The characteristics of the myofascial trigger point include: focus point tenderness, pain reproduction at the trigger point of palpation, muscle hardening at the trigger point of palpation, pseudo-weakness of the involved muscles, referred pain, and limited range of motion for about 5 seconds. sustained trigger point pressure.
Video Myofascial pain syndrome
Symptoms
Myofascial pain is pain in the muscles or fascia (a type of connective tissue that surrounds the muscle). It can happen in separate and separate body areas. Because any muscle or fascia in the body can be affected, this can cause a variety of local symptoms.
In general, constant muscle pain, pain, and deep. Depending on the case and location the intensity can range from mild discomfort to torture and "like lightning". Nodes may look or feel under the skin. The pain does not go away by itself, even after self-help first aid such as ice, heat, and rest.

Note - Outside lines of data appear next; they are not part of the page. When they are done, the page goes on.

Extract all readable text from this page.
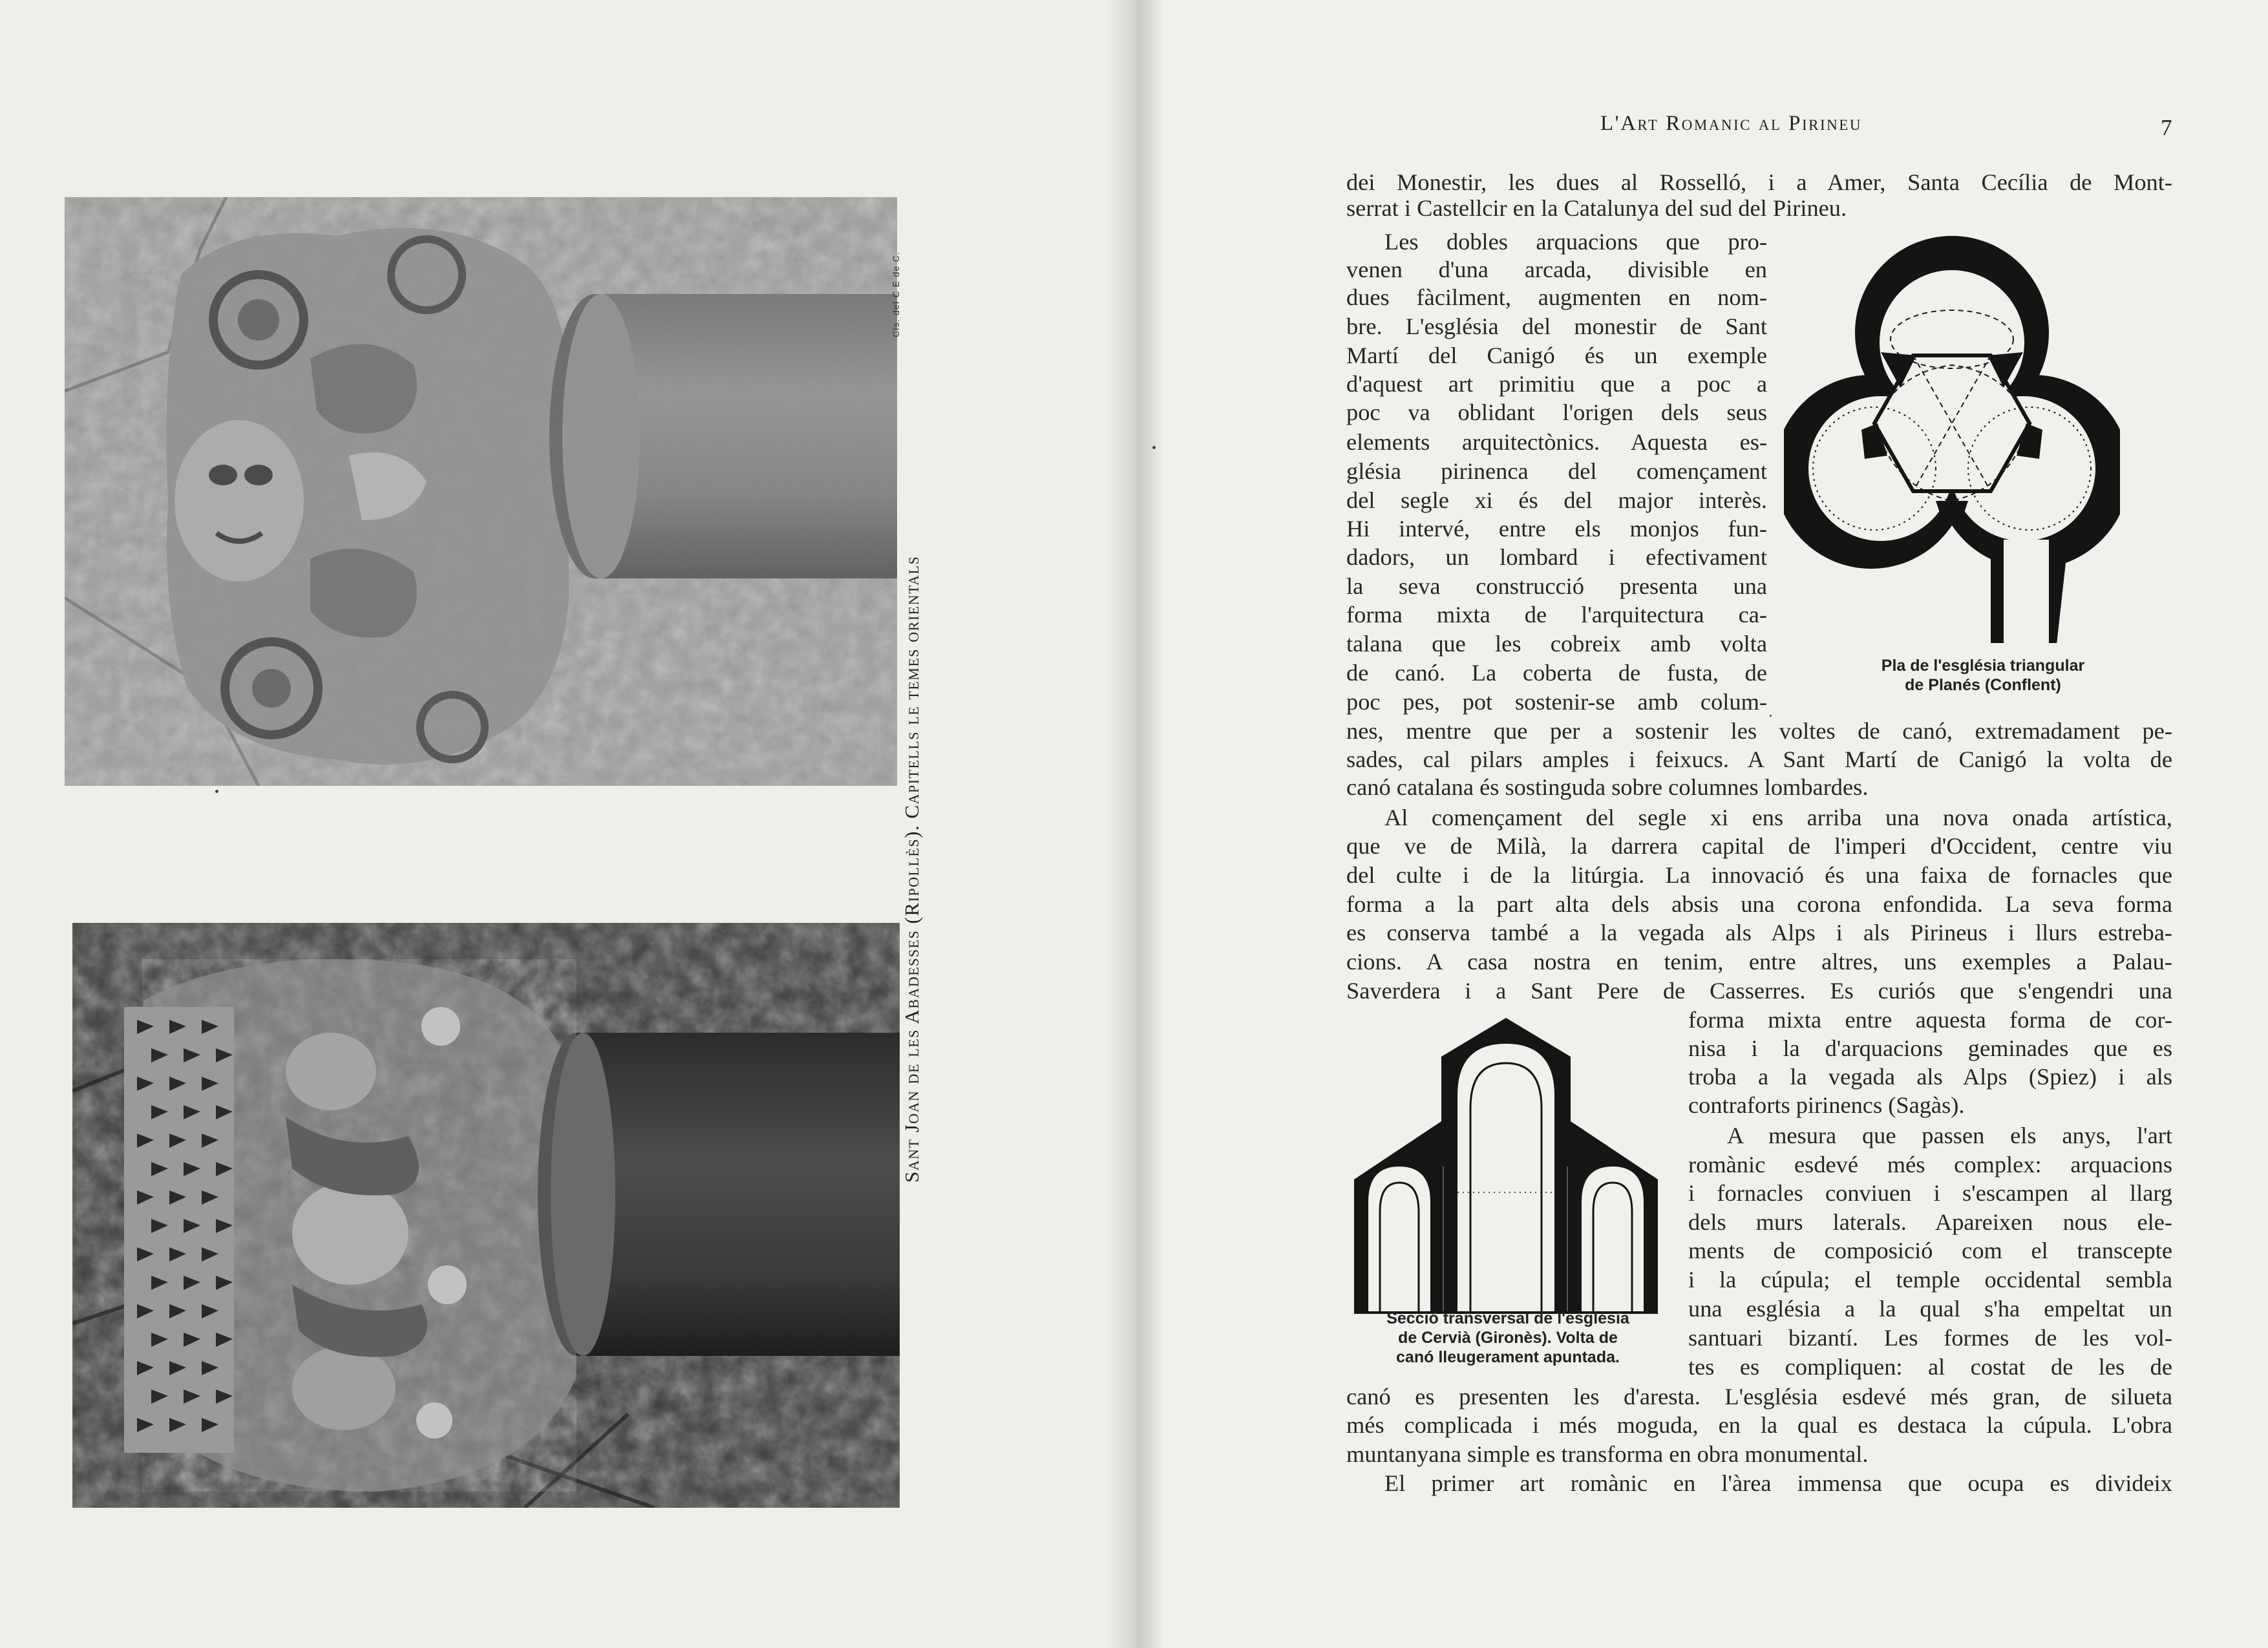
Sant Joan de les Abadesses (Ripollès). Capitells le temes orientals
Cls. del C E de C.
L'Art Romanic al Pirineu	7
dei Monestir, les dues al Rosselló, i a Amer, Santa Cecília de Mont-
serrat i Castellcir en la Catalunya del sud del Pirineu.
Les dobles arquacions que pro-
venen d'una arcada, divisible en
dues fàcilment, augmenten en nom-
bre. L'església del monestir de Sant
Martí del Canigó és un exemple
d'aquest art primitiu que a poc a
poc va oblidant l'origen dels seus
elements arquitectònics. Aquesta es-
glésia pirinenca del començament
del segle xi és del major interès.
Hi intervé, entre els monjos fun-
dadors, un lombard i efectivament
la seva construcció presenta una
forma mixta de l'arquitectura ca-
talana que les cobreix amb volta
de canó. La coberta de fusta, de
poc pes, pot sostenir-se amb colum-
nes, mentre que per a sostenir les voltes de canó, extremadament pe-
sades, cal pilars amples i feixucs. A Sant Martí de Canigó la volta de
canó catalana és sostinguda sobre columnes lombardes.
Al començament del segle xi ens arriba una nova onada artística,
que ve de Milà, la darrera capital de l'imperi d'Occident, centre viu
del culte i de la litúrgia. La innovació és una faixa de fornacles que
forma a la part alta dels absis una corona enfondida. La seva forma
es conserva també a la vegada als Alps i als Pirineus i llurs estreba-
cions. A casa nostra en tenim, entre altres, uns exemples a Palau-
Saverdera i a Sant Pere de Casserres. Es curiós que s'engendri una
forma mixta entre aquesta forma de cor-
nisa i la d'arquacions geminades que es
troba a la vegada als Alps (Spiez) i als
contraforts pirinencs (Sagàs).
A mesura que passen els anys, l'art
romànic esdevé més complex: arquacions
i fornacles conviuen i s'escampen al llarg
dels murs laterals. Apareixen nous ele-
ments de composició com el transcepte
i la cúpula; el temple occidental sembla
una església a la qual s'ha empeltat un
santuari bizantí. Les formes de les vol-
tes es compliquen: al costat de les de
canó es presenten les d'aresta. L'església esdevé més gran, de silueta
més complicada i més moguda, en la qual es destaca la cúpula. L'obra
muntanyana simple es transforma en obra monumental.
El primer art romànic en l'àrea immensa que ocupa es divideix
Pla de l'església triangular
de Planés (Conflent)
Secció transversal de l'església
de Cervià (Gironès). Volta de
canó lleugerament apuntada.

Maps Myofascial pain syndrome
Cause
Cause The MPS is not fully documented or understood. At least one study overrides the trigger point: "The theory of myofascial pain syndrome (MPS) caused by trigger points (TrP)... has been denied.This is not to deny the existence of the clinical phenomenon itself, which is scientifically sound and logical explanations are reasonable based known neurophysiological phenomena. "Some systemic diseases, such as connective tissue disease, can cause MPS. Poor posture and emotional disturbance may also trigger or contribute to MPS.
Diagnosis
Treatment
Massage therapy using trigger-point release techniques may be effective in relieving short-term pain. Physical therapy that involves light stretching and exercise is useful to restore full range of motion and motor coordination. Once the trigger points are gone, muscle strengthening exercises can begin, supporting the long-term health of the local muscular system.
Myofascial release, which involves the manipulation of soft fascia and massage, can improve or remediate the condition.
A systematic review concluded that the dry needle needle for the treatment of myofascial pain syndrome in the lower back appears to be a useful adjunct to standard therapy, but clear recommendations can not be made because the published study is small and of poor quality.
Posture and ergonomic evaluation may provide significant assistance in the early stages of treatment. Motion therapy such as Alexander's Technique and Feldenkrais Method can also help.
Light and sustained stretching exercises in a comfortable range of motion have been shown to reduce pain thresholds. Regular and intense activity is also recommended.
References
Source
- Starlanyl, Devin J.; Copeland, Mary Ellen (2001). Fibromyalgia & amp; Chronic Myofascial Pain: Surviving Guide (2nd ed.). Oakland, CA: New Harbinger Publication. ISBN: 978-1-57224-238-8.